February 7 1953 Land Mileage 1585
All aboard and on our way again by 07h30. For the first 25 miles, we were travelling on soft or crusty sand and care was necessary to follow the right track; this scenery became rocky, interspersed with slate hillocks. After the previous very boring plateau country, the scenery changed day by day and almost hour by hour! We saw several gangs of workers, who were out repairing the track and they all waved a very cheery greeting to us as we went along the way. We passed two cairns which were marking wells, but according to our book the water was undrinkable! Next was the Tiguelgemine Well and this made a wonderful change to the scenery, as there was lots of vegetation. I have tried to do some research on this well, but apart from the fact it exists according to the Trans-African Highways book, that is where the story ends! We pulled up to have a look around, once again to find the trucks were on our route.

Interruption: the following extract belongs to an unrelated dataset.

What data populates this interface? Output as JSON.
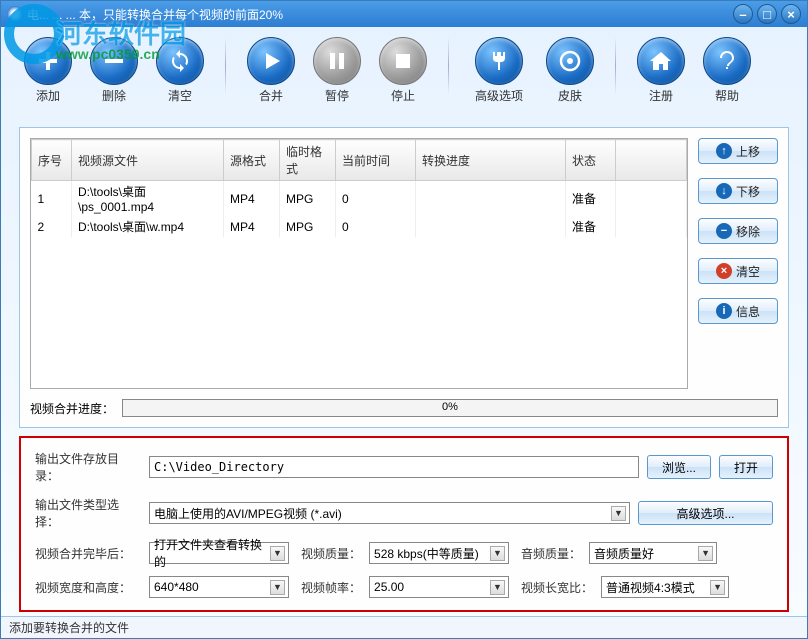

|This picture is in the correct order in the album for it to be the well, but Mum oddly only labelled as Oasis. I am wondering if the shadows on the bottom right were perhaps cast by the trucks that were there!|
The occupants came over and joined us and we found that they were combining their photography with hunting and discovering new roads, such as they were! The day was now getting very hot, but we needed to push on. The track dropped away into a pretty, but sandy gorge and here we made the mistake of missing our next stop for fuel, the 'village' of Arak in the Arak Gorges. Fuel was by this time a necessity, but luckily we realised before we had gone too far out of our way. No wonder we missed it; the map gave the impression of it being quite a good size village, but in fact it was one hotel with a petrol pump! The directions between the well and Arak read as follows: "Note monument to the east, keep ahead, road runs in on right. In 29 miles pass well. 9 miles further pass triangular cairn on left. Arak gorges terminate 4 miles beyond Arak. The latter is at 1770 ft."
We filled up tanks and cans with fuel once more and went into the S.A.T.T. hotel where we thoroughly enjoyed lovely, long, cool drinks. One forgets how good a cold drink can be, when everything has been luke warm for the previous week! We stopped there for an hour, trying to relax in a bit of shade while we could and we had already decided that we would not go much further that day. We drove up out of the gorge and found a secluded spot off to the side of the track. A good clean up was again the order of the day, as we were thickly coated in dirt and sand. Because of the tremendous heat that day, we had taken the windows off and stacked them on the roof carrier, so the dust had billowed in and all over us!
We were just about on the point of going to bed, when we suddenly had some excitement! I was terrified by a huge grasshopper (perhaps a locust) which suddenly jumped on me. I screamed, knocking it off and dived into the sleeping bag, covering myself up completely. David and Dad dashed up and down with torches, trying to catch it, which they eventually did. Another one then appeared, which also had to be caught and David remarked that one more and he was moving inside to sleep as well. Our first encounter with 'big game'! We finally managed to get off to sleep, only to be woken up in the middle of the night by a huge truck passing through, making a terrible racket. We did expect to get a bit of peace and quiet, sleeping in the middle of the Sahara Desert!
I apologise for the shortage of photos but there seems to be none taken in or around Arak!